Sue Miller Garden 7

“On a dull winters day when I really want to stay inside, I often find that if I venture out to the garden I want to stay there to pull a few weeds and have a chat with the plants. It makes me feel good.”

Sue Miller


In this article series we’re chatting with Kiwi gardeners, to discover what it is about gardening that brings them the most happiness and satisfaction.

We’ve all heard about the emotional and practical benefits a garden can bring, so we’d like to share some of that good stuff with you. We’ll look at some amazing gardens, listen to great advice, and ask happy gardeners to talk about their pride and joy.

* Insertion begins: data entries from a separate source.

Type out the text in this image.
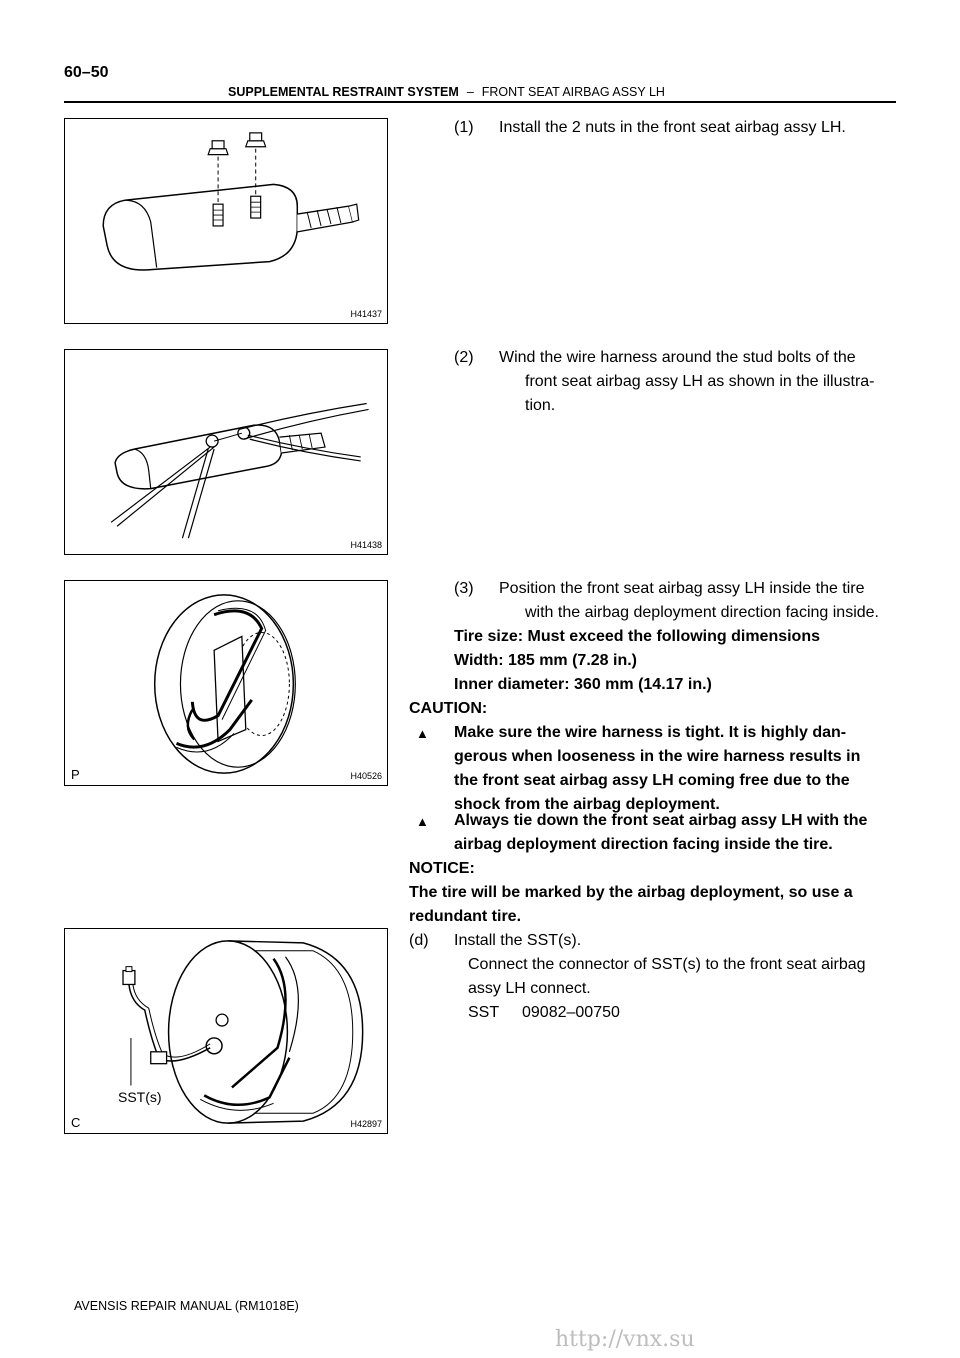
60–50
SUPPLEMENTAL RESTRAINT SYSTEM – FRONT SEAT AIRBAG ASSY LH
H41437
H41438
P	H40526
SST(s)
C	H42897
(1) Install the 2 nuts in the front seat airbag assy LH.
(2) Wind the wire harness around the stud bolts of the
front seat airbag assy LH as shown in the illustra-
tion.
(3) Position the front seat airbag assy LH inside the tire
with the airbag deployment direction facing inside.
Tire size: Must exceed the following dimensions
Width: 185 mm (7.28 in.)
Inner diameter: 360 mm (14.17 in.)
CAUTION:
▲ Make sure the wire harness is tight. It is highly dan-
gerous when looseness in the wire harness results in
the front seat airbag assy LH coming free due to the
shock from the airbag deployment.
▲ Always tie down the front seat airbag assy LH with the
airbag deployment direction facing inside the tire.
NOTICE:
The tire will be marked by the airbag deployment, so use a
redundant tire.
(d) Install the SST(s).
Connect the connector of SST(s) to the front seat airbag
assy LH connect.
SST 09082–00750
AVENSIS REPAIR MANUAL (RM1018E)
http://vnx.su
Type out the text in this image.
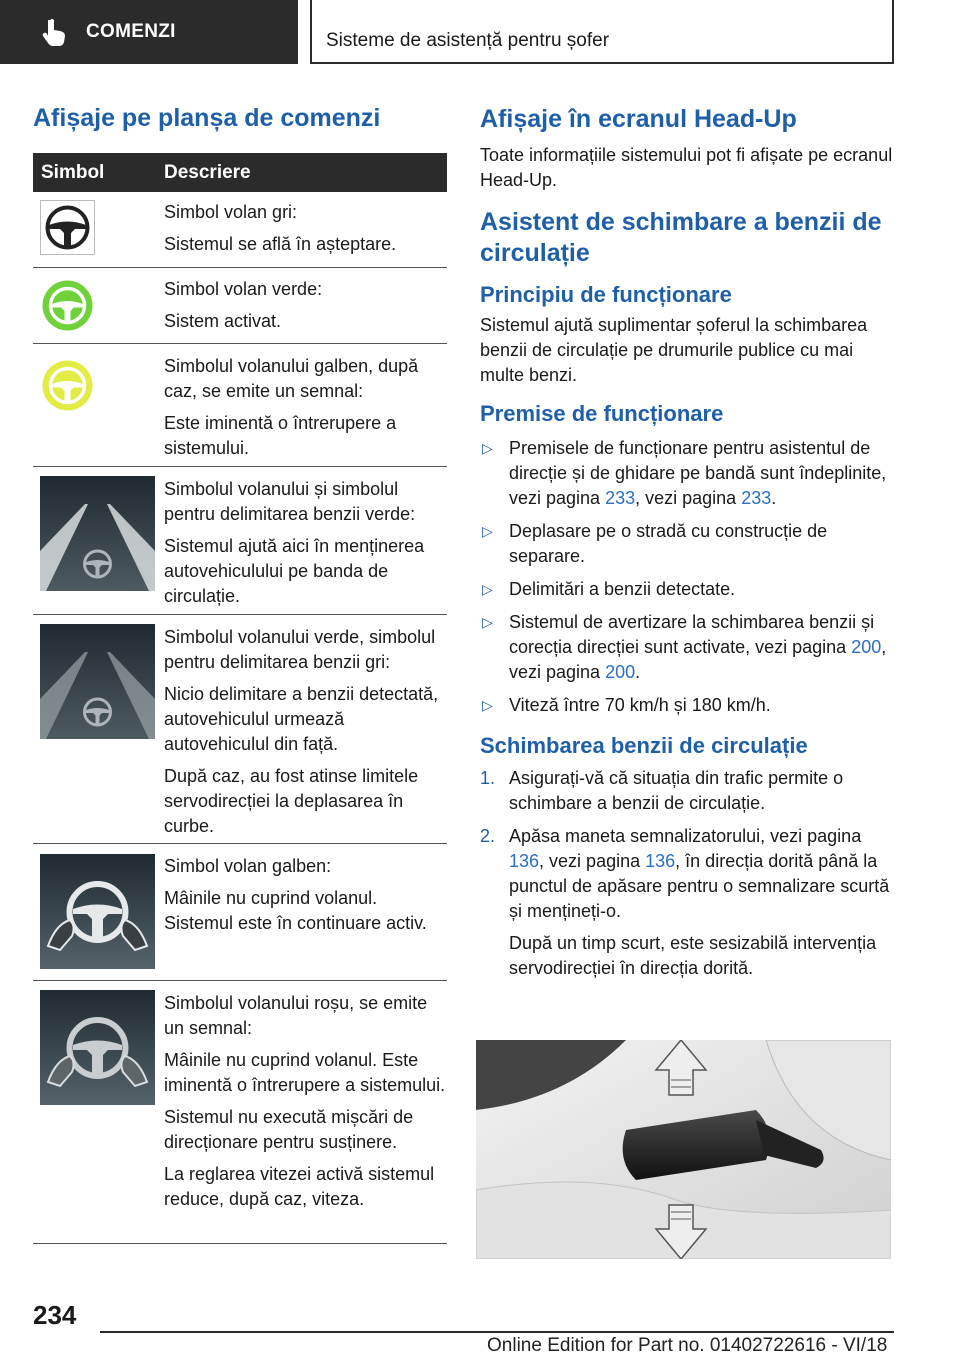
COMENZI	Sisteme de asistență pentru șofer
Afișaje pe planșa de comenzi
Simbol	Descriere

Simbol volan gri:

Sistemul se află în așteptare.

Simbol volan verde:

Sistem activat.

Simbolul volanului galben, după caz, se emite un semnal:

Este iminentă o întrerupere a sistemului.

Simbolul volanului și simbolul pentru delimitarea benzii verde:

Sistemul ajută aici în menținerea autovehiculului pe banda de circulație.

Simbolul volanului verde, simbolul pentru delimitarea benzii gri:

Nicio delimitare a benzii detectată, autovehiculul urmează autovehiculul din față.

După caz, au fost atinse limitele servodirecției la deplasarea în curbe.

Simbol volan galben:

Mâinile nu cuprind volanul. Sistemul este în continuare activ.

Simbolul volanului roșu, se emite un semnal:

Mâinile nu cuprind volanul. Este iminentă o întrerupere a sistemului.

Sistemul nu execută mișcări de direcționare pentru susținere.

La reglarea vitezei activă sistemul reduce, după caz, viteza.

Afișaje în ecranul Head-Up

Toate informațiile sistemului pot fi afișate pe ecranul Head-Up.

Asistent de schimbare a benzii de circulație
Principiu de funcționare

Sistemul ajută suplimentar șoferul la schimbarea benzii de circulație pe drumurile publice cu mai multe benzi.

Premise de funcționare
▷ Premisele de funcționare pentru asistentul de direcție și de ghidare pe bandă sunt îndeplinite, vezi pagina 233, vezi pagina 233.
▷ Deplasare pe o stradă cu construcție de separare.
▷ Delimitări a benzii detectate.
▷ Sistemul de avertizare la schimbarea benzii și corecția direcției sunt activate, vezi pagina 200, vezi pagina 200.
▷ Viteză între 70 km/h și 180 km/h.
Schimbarea benzii de circulație
1. Asigurați-vă că situația din trafic permite o schimbare a benzii de circulație.
2. Apăsa maneta semnalizatorului, vezi pagina 136, vezi pagina 136, în direcția dorită până la punctul de apăsare pentru o semnalizare scurtă și mențineți-o.

După un timp scurt, este sesizabilă intervenția servodirecției în direcția dorită.

234
Online Edition for Part no. 01402722616 - VI/18
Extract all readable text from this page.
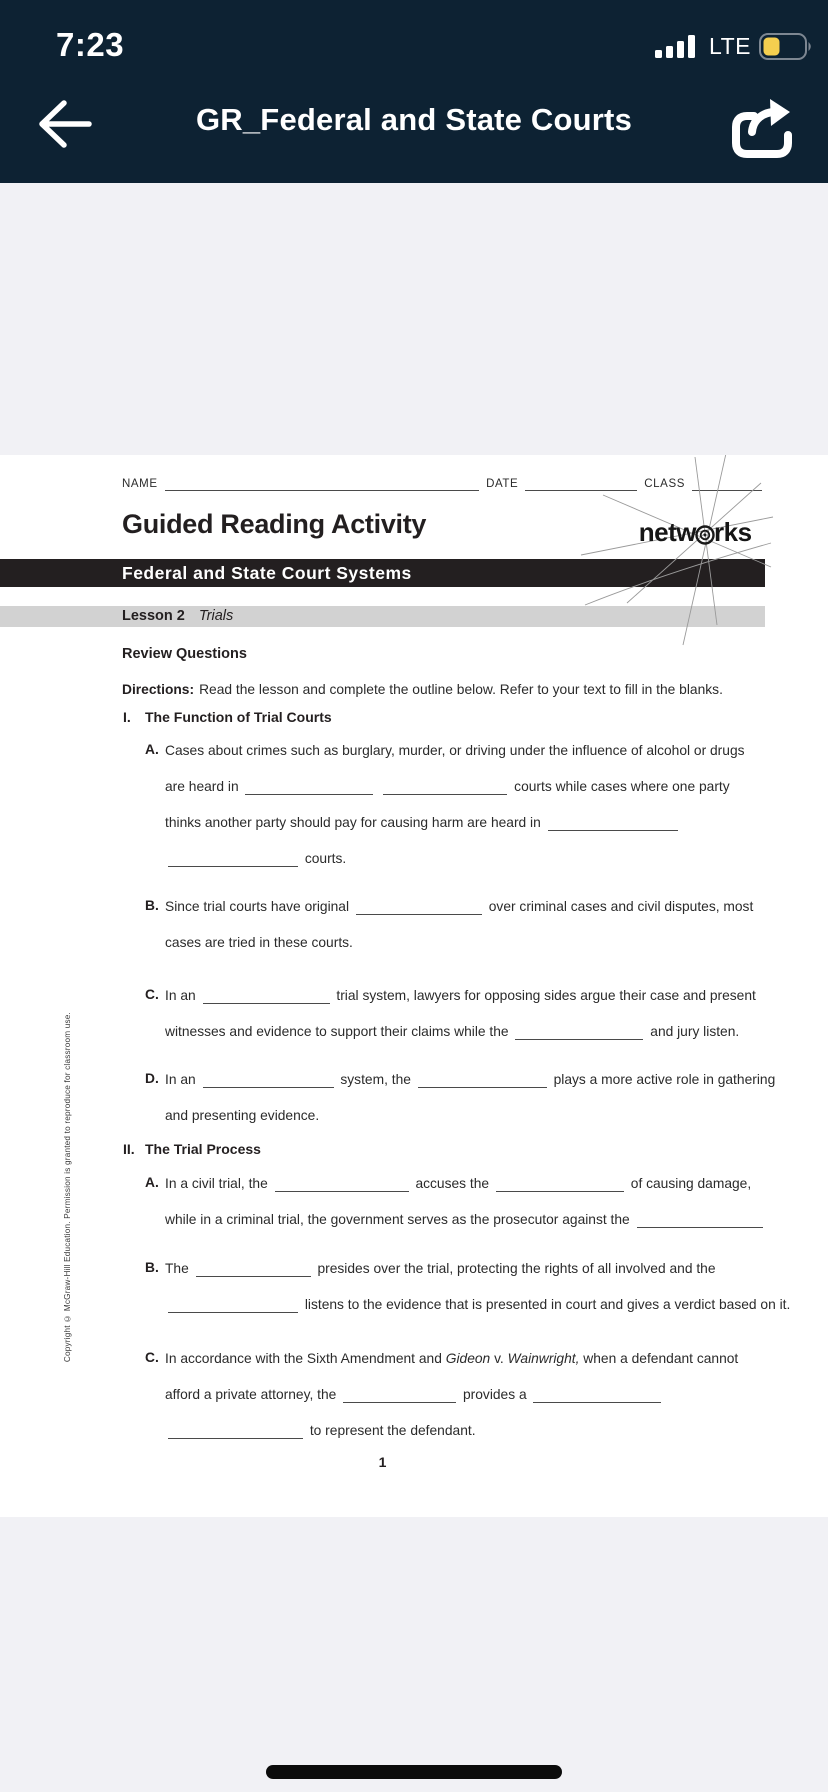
7:23	LTE
GR_Federal and State Courts
NAME	DATE	CLASS
Guided Reading Activity	netw rks
Federal and State Court Systems
Lesson 2 Trials
Review Questions
Directions: Read the lesson and complete the outline below. Refer to your text to fill in the blanks.
I. The Function of Trial Courts
A. Cases about crimes such as burglary, murder, or driving under the influence of alcohol or drugs
are heard in	courts while cases where one party
thinks another party should pay for causing harm are heard in
courts.
B. Since trial courts have original	over criminal cases and civil disputes, most
cases are tried in these courts.
C. In an	trial system, lawyers for opposing sides argue their case and present
witnesses and evidence to support their claims while the	and jury listen.
D. In an	system, the	plays a more active role in gathering
and presenting evidence.
II. The Trial Process
A. In a civil trial, the	accuses the	of causing damage,
while in a criminal trial, the government serves as the prosecutor against the
B. The	presides over the trial, protecting the rights of all involved and the
listens to the evidence that is presented in court and gives a verdict based on it.
C. In accordance with the Sixth Amendment and Gideon v. Wainwright, when a defendant cannot
afford a private attorney, the	provides a
to represent the defendant.
1
Copyright © McGraw-Hill Education. Permission is granted to reproduce for classroom use.
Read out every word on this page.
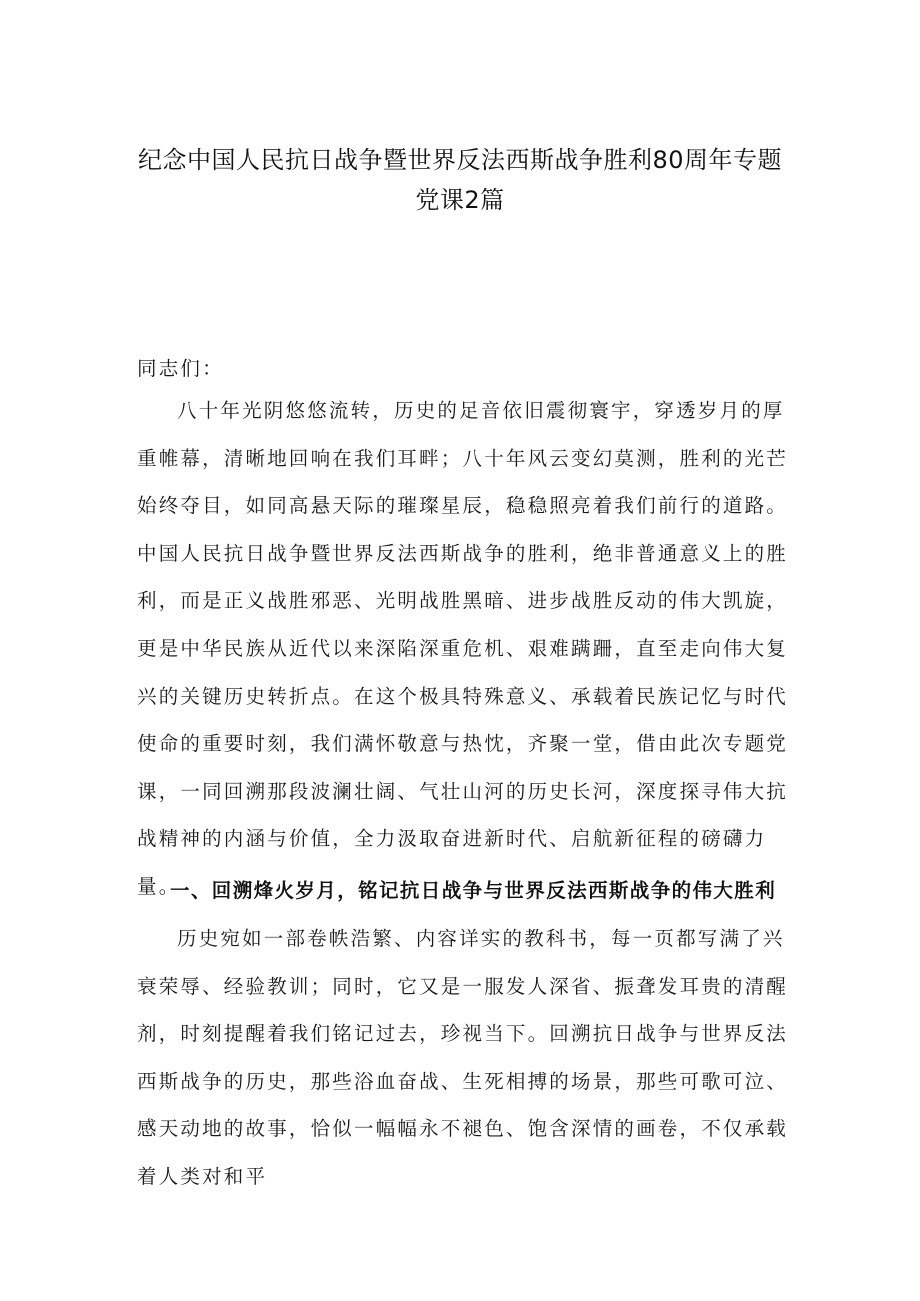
纪念中国人民抗日战争暨世界反法西斯战争胜利80周年专题党课2篇

同志们：

八十年光阴悠悠流转，历史的足音依旧震彻寰宇，穿透岁月的厚重帷幕，清晰地回响在我们耳畔；八十年风云变幻莫测，胜利的光芒始终夺目，如同高悬天际的璀璨星辰，稳稳照亮着我们前行的道路。中国人民抗日战争暨世界反法西斯战争的胜利，绝非普通意义上的胜利，而是正义战胜邪恶、光明战胜黑暗、进步战胜反动的伟大凯旋，更是中华民族从近代以来深陷深重危机、艰难蹒跚，直至走向伟大复兴的关键历史转折点。在这个极具特殊意义、承载着民族记忆与时代使命的重要时刻，我们满怀敬意与热忱，齐聚一堂，借由此次专题党课，一同回溯那段波澜壮阔、气壮山河的历史长河，深度探寻伟大抗战精神的内涵与价值，全力汲取奋进新时代、启航新征程的磅礴力量。

一、回溯烽火岁月，铭记抗日战争与世界反法西斯战争的伟大胜利

历史宛如一部卷帙浩繁、内容详实的教科书，每一页都写满了兴衰荣辱、经验教训；同时，它又是一服发人深省、振聋发耳贵的清醒剂，时刻提醒着我们铭记过去，珍视当下。回溯抗日战争与世界反法西斯战争的历史，那些浴血奋战、生死相搏的场景，那些可歌可泣、感天动地的故事，恰似一幅幅永不褪色、饱含深情的画卷，不仅承载着人类对和平
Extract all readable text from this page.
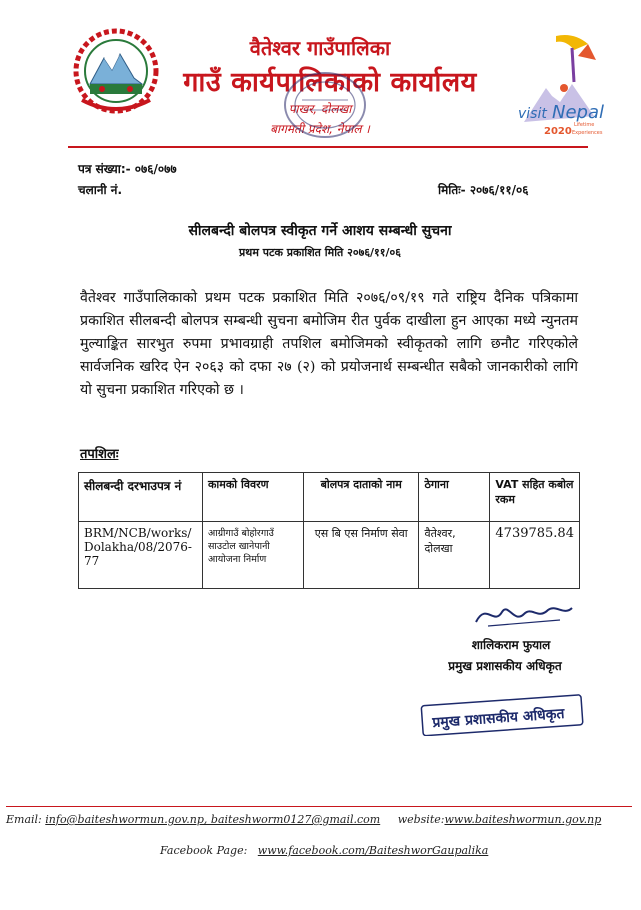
वैतेश्वर गाउँपालिका
गाउँ कार्यपालिकाको कार्यालय
पाखर, दोलखा
बागमती प्रदेश, नेपाल ।
visit Nepal
Lifetime
2020 Experiences
पत्र संख्या:- ०७६/०७७
चलानी नं.	मितिः- २०७६/११/०६
सीलबन्दी बोलपत्र स्वीकृत गर्ने आशय सम्बन्धी सुचना
प्रथम पटक प्रकाशित मिति २०७६/११/०६
वैतेश्वर गाउँपालिकाको प्रथम पटक प्रकाशित मिति २०७६/०९/१९ गते राष्ट्रिय दैनिक पत्रिकामा प्रकाशित सीलबन्दी बोलपत्र सम्बन्धी सुचना बमोजिम रीत पुर्वक दाखीला हुन आएका मध्ये न्युनतम मुल्याङ्कित सारभुत रुपमा प्रभावग्राही तपशिल बमोजिमको स्वीकृतको लागि छनौट गरिएकोले सार्वजनिक खरिद ऐन २०६३ को दफा २७ (२) को प्रयोजनार्थ सम्बन्धीत सबैको जानकारीको लागि यो सुचना प्रकाशित गरिएको छ ।
तपशिलः
सीलबन्दी दरभाउपत्र नं	कामको विवरण	बोलपत्र दाताको नाम	ठेगाना	VAT सहित कबोल रकम
BRM/NCB/works/Dolakha/08/2076-77	आग्रीगाउँ बोहोरगाउँ साउटोल खानेपानी आयोजना निर्माण	एस बि एस निर्माण सेवा	वैतेश्वर, दोलखा	4739785.84
शालिकराम फुयाल
प्रमुख प्रशासकीय अधिकृत
प्रमुख प्रशासकीय अधिकृत
Email: info@baiteshwormun.gov.np, baiteshworm0127@gmail.com website:www.baiteshwormun.gov.np
Facebook Page: www.facebook.com/BaiteshworGaupalika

Today we’re visiting Sue Miller’s garden.

Sue describes herself as a wife, mother, Nanny, keen home cook and local radio broadcaster…and of course, a gardener. She has had her own garden for around 40 years and been surrounded by passionate home gardeners all her life.

“I was lucky enough to grow up knowing that much of the food on my plate was harvested just a few yards (or metres!) away.”

Her parents are credited as the source of Sue’s passion for gardening. The love of order and meticulous trimmed edges found in Sue’s garden was passed down from her Dad, who was a Major in the NZ Army; the rows in his vegetable garden were as precise as soldiers on a parade ground. Sue’s Mum adored flowers – the more colour and form the better; this is joyously reflected in Sue’s garden.

Sue’s garden is in Whanganui, which is blessed with a temperate climate and four distinct seasons. It doesn’t get too hot or too cold; occasionally summer becomes dry enough for hose restrictions, while there are just enough frosts in winter to encourage tulip bulbs to bloom prolifically, plus freeze a few bugs off her roses.

When Sue and her husband were looking to move, the house wasn’t the first consideration. The main ‘must-have’ was a North facing aspect with space for a vegie patch. The house and driveway occupy a lot of the 1200m2 suburban section, but all the available space has been filled with productive edible garden, lush lawn and exuberant borders bursting with stunning blooms.

There's a modest floral border along the back boundary, with shrubs, roses, annuals, dahlias and Sue’s particular favourite hostas, along with a ferny area. Linking everything together are the perfectly manicured lawns cared for by Sue’s husband.

The edible garden is where the main action is - the backyard is filled with all sorts of vegetables, herbs and fruit trees. To make the most of the available space, ‘Belle de Boskoop’, ‘Peasgood Nonsuch’, ‘Sturmer’ and ‘Monty's Surprise’ apples, ‘Red Bartlett’, ‘Packhams Triumph’ and nashi pears have been beautifully espaliered along the North-facing fence. Sue has somehow managed to squeeze in feijoa, lime, orange, lemon, lemonade and mandarin trees as well.

Sue loves to cook, so she has a herb garden filled with lemon verbena, lemongrass, thyme, sage, winter savory, chives, rosemary, bay, Vietnamese mint, sorrel, marjoram, basil and anything else that takes her fancy at planting time!

The lion’s share of the garden is given over to Sue’s real passion: vegetables. Sue grows as much food as she can, all year round. In the vegie patch you’ll find a seasonal smorgasbord of potatoes, kūmara, lettuce, onions, broccoli and cauliflower, carrots, strawberries, beetroot, peas, beans, broad beans, capsicum, corn, spinach, silverbeet, rhubarb, chilli, cucumber…the list (and the harvest) just keeps on going. 

Q&A with Sue

What’s your ‘secret’ gardening tip to get the best out of your garden?

“To get a good show, whether it be trees, shrubs, flowers, herbs, fruit or vegetables, you have to nurture and protect. You feed and you weed.”

What do you struggle with?

“Our biggest disappointment is that we can't grow garlic here, it gets rust every year. We’ve started growing our garlic at our son's lifestyle property an hour away and we’ve have had some good success.”

What do you do with the things you grow in the garden?

“When the cucumbers, zucchini, capsicum and other crops produce too fast for us to keep up, friends and family also benefit…along with a couple of local streetside free food stalls.”

What advice would you give someone starting out?

“If you’ve never gardened before I’d really encourage you to give it a go. Start in a pot with a couple of lettuce seedlings, dig a little square and put in some radishes, involve your kids, get out the watering can and watch those babies grow.”

What’s your favourite Yates product?

“I sow Yates seeds and have never had any failures. I'm sure this sounds like a sales pitch – but it's not – Yates is just a kiwi icon and I trust the brand.”

Sue’s Top Tips for July

  • Have a really good clean up, to get back to the bare bones of the garden.

In the flower garden:

  • Remove all the dead growth and trim back shrubs.

In the herb garden:

  • Trim back herbs, take cuttings and divide perennials to plant out in new spots.

In the vegie garden:

  • Sow broad beans.
  • Plant onions, sugarsnap peas, silverbeet and lettuce seedlings.
  • Let the bulk of the garden rest, after a good rotary hoe and a lime feed.